Throughout elections Americans are listening to different people make promises on improving the future of America. The uncertainty people feel during this time is common. They are left wondering if the president’s plans will improve their future, keep their lives the same or make their lives harder.

The economy is directly tied to the candidates and their promises. Because of this, a trend of the economy going up or down each election does not exist.

“Any uncertainty during an election year is mainly resolved by the outcome of the election,” said Dale O. Cloninger, professor emeritus of the school of business. “It works something like a self-fulfilling prophecy: if the electorate expects conditions to improve then they most likely will and vice-versa. As in beauty, election outcomes are viewed through the eyes/minds of the viewers. They will then respond accordingly.”

Wells Fargo put out a report on this subject in June 2016.

“Our results suggest that the general argument that uncertainty during presidential election years results in slower economic activity does not hold water,” the report states. “In fact, based on our analysis, we find that real GDP growth, real consumer spending growth, real business fixed investment growth, real disposable income growth and industrial production growth are actually stronger during presidential election years compared to non-election years.”

The report also stated that there is not a difference in total real government and real federal government spending between election and non-election years.
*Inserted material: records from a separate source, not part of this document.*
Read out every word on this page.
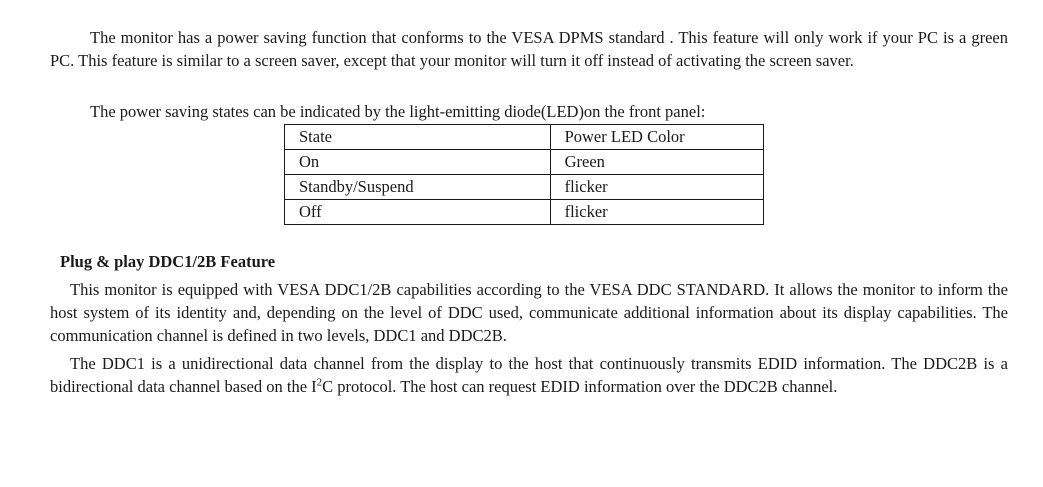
The monitor has a power saving function that conforms to the VESA DPMS standard . This feature will only work if your PC is a green PC. This feature is similar to a screen saver, except that your monitor will turn it off instead of activating the screen saver.

The power saving states can be indicated by the light-emitting diode(LED)on the front panel:

State	Power LED Color
On	Green
Standby/Suspend	flicker
Off	flicker
Plug & play DDC1/2B Feature

This monitor is equipped with VESA DDC1/2B capabilities according to the VESA DDC STANDARD. It allows the monitor to inform the host system of its identity and, depending on the level of DDC used, communicate additional information about its display capabilities. The communication channel is defined in two levels, DDC1 and DDC2B.

The DDC1 is a unidirectional data channel from the display to the host that continuously transmits EDID information. The DDC2B is a bidirectional data channel based on the $I^2C$ protocol. The host can request EDID information over the DDC2B channel.
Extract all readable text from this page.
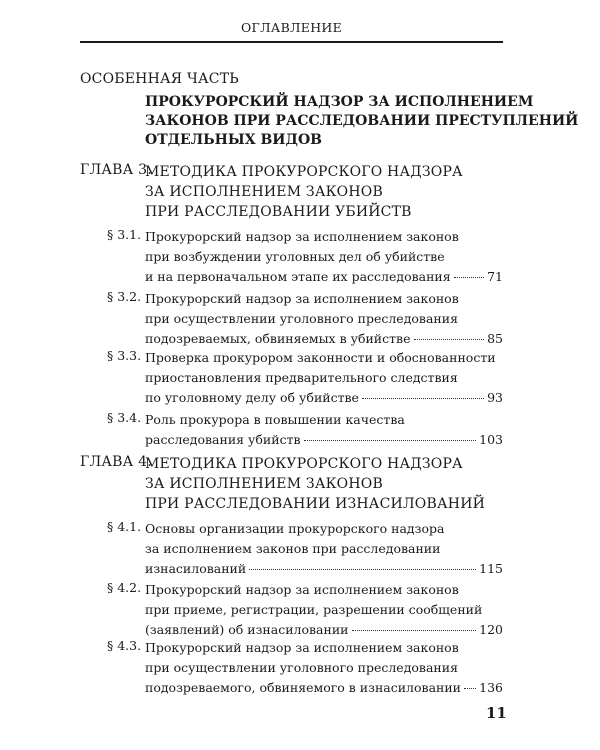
ОГЛАВЛЕНИЕ
ОСОБЕННАЯ ЧАСТЬ
ПРОКУРОРСКИЙ НАДЗОР ЗА ИСПОЛНЕНИЕМ
ЗАКОНОВ ПРИ РАССЛЕДОВАНИИ ПРЕСТУПЛЕНИЙ
ОТДЕЛЬНЫХ ВИДОВ
ГЛАВА 3.
МЕТОДИКА ПРОКУРОРСКОГО НАДЗОРА
ЗА ИСПОЛНЕНИЕМ ЗАКОНОВ
ПРИ РАССЛЕДОВАНИИ УБИЙСТВ
§ 3.1. Прокурорский надзор за исполнением законов
при возбуждении уголовных дел об убийстве
и на первоначальном этапе их расследования	71
§ 3.2. Прокурорский надзор за исполнением законов
при осуществлении уголовного преследования
подозреваемых, обвиняемых в убийстве	85
§ 3.3. Проверка прокурором законности и обоснованности
приостановления предварительного следствия
по уголовному делу об убийстве	93
§ 3.4. Роль прокурора в повышении качества
расследования убийств	103
ГЛАВА 4.
МЕТОДИКА ПРОКУРОРСКОГО НАДЗОРА
ЗА ИСПОЛНЕНИЕМ ЗАКОНОВ
ПРИ РАССЛЕДОВАНИИ ИЗНАСИЛОВАНИЙ
§ 4.1. Основы организации прокурорского надзора
за исполнением законов при расследовании
изнасилований	115
§ 4.2. Прокурорский надзор за исполнением законов
при приеме, регистрации, разрешении сообщений
(заявлений) об изнасиловании	120
§ 4.3. Прокурорский надзор за исполнением законов
при осуществлении уголовного преследования
подозреваемого, обвиняемого в изнасиловании 136
11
“The fact that real total government and real federal government spending are not significantly different between election and non-election years suggests that policymakers are not increasing government investment and consumption in election years to support GDP growth. Taken together, these results run counter to the hypothesis that presidential election years bring about a level of uncertainty that results in reduced economic activity.”

Uncertainty about the election outcome can prevent people from making big purchase decisions. Firms will also put off buying new equipment, hiring new employees and/or delay wage increases until the outcome is considered final.
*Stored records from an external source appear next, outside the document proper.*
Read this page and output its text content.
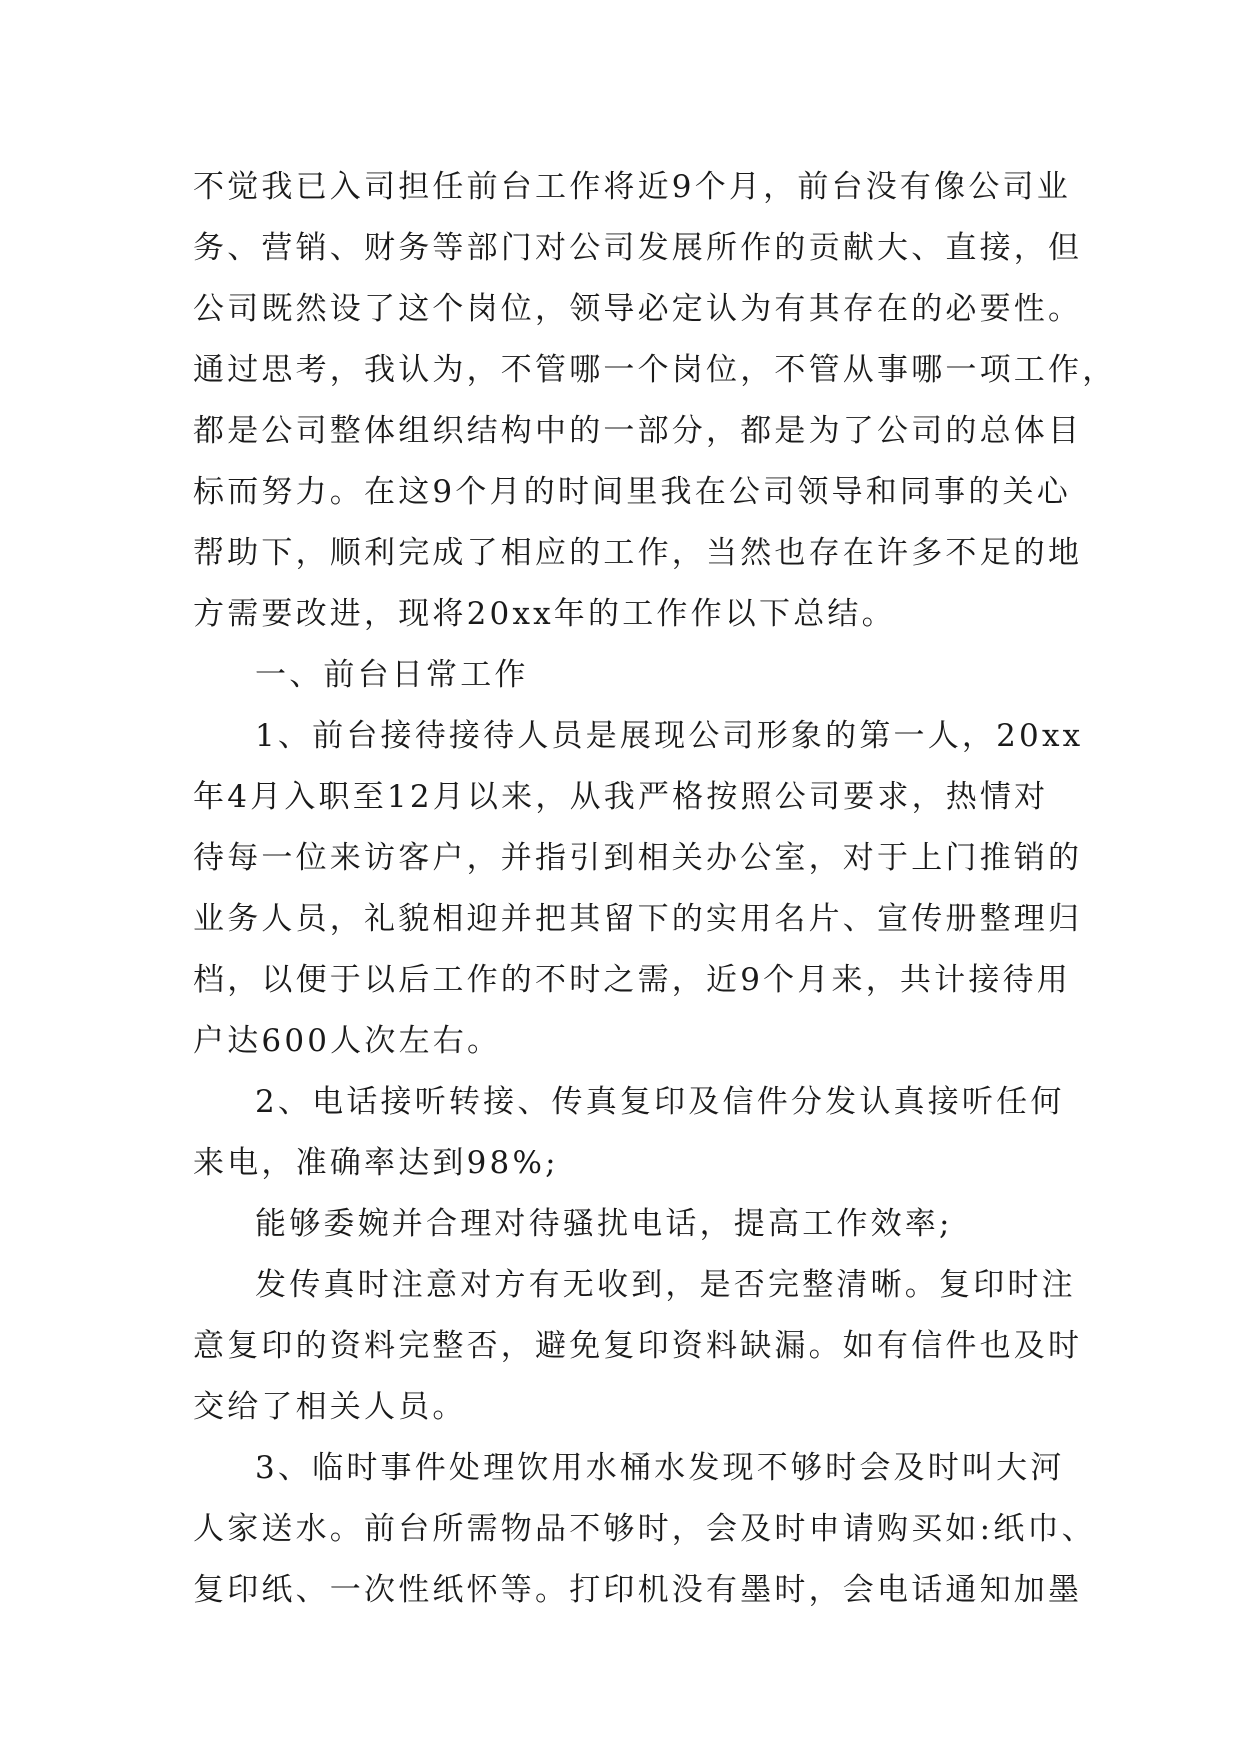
不觉我已入司担任前台工作将近9个月，前台没有像公司业
务、营销、财务等部门对公司发展所作的贡献大、直接，但
公司既然设了这个岗位，领导必定认为有其存在的必要性。
通过思考，我认为，不管哪一个岗位，不管从事哪一项工作，
都是公司整体组织结构中的一部分，都是为了公司的总体目
标而努力。在这9个月的时间里我在公司领导和同事的关心
帮助下，顺利完成了相应的工作，当然也存在许多不足的地
方需要改进，现将20xx年的工作作以下总结。
一、前台日常工作
1、前台接待接待人员是展现公司形象的第一人，20xx
年4月入职至12月以来，从我严格按照公司要求，热情对
待每一位来访客户，并指引到相关办公室，对于上门推销的
业务人员，礼貌相迎并把其留下的实用名片、宣传册整理归
档，以便于以后工作的不时之需，近9个月来，共计接待用
户达600人次左右。
2、电话接听转接、传真复印及信件分发认真接听任何
来电，准确率达到98%;
能够委婉并合理对待骚扰电话，提高工作效率;
发传真时注意对方有无收到，是否完整清晰。复印时注
意复印的资料完整否，避免复印资料缺漏。如有信件也及时
交给了相关人员。
3、临时事件处理饮用水桶水发现不够时会及时叫大河
人家送水。前台所需物品不够时，会及时申请购买如:纸巾、
复印纸、一次性纸怀等。打印机没有墨时，会电话通知加墨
However, if a firm believes a candidate will improve the economy or a change occurs in the firm’s favor, they may decide to put all or most of their money in a big investment.

Americans are hopeful that President Donald Trump will bring up the economy and stocks. Because of this optimism, the economy and the stock market are experiencing a positive rise.

An article on the Forbes website states, “Oil and gas drillers on the S&P 500 Index have surged 35% since Election Day, investment banks are up over 26% and construction firms have gained nearly 22%.” “Industrial and consumer discretionary stocks are joining in the Trump rally.”

Trends bring comfort to people’s lives. Trends are reliable, but unfortunately, there does not appear to be a trend between the economy and election years. Having an economy trend would make it easier to plan life, but since that is not the case, everyone will just have to keep living life through trial and error.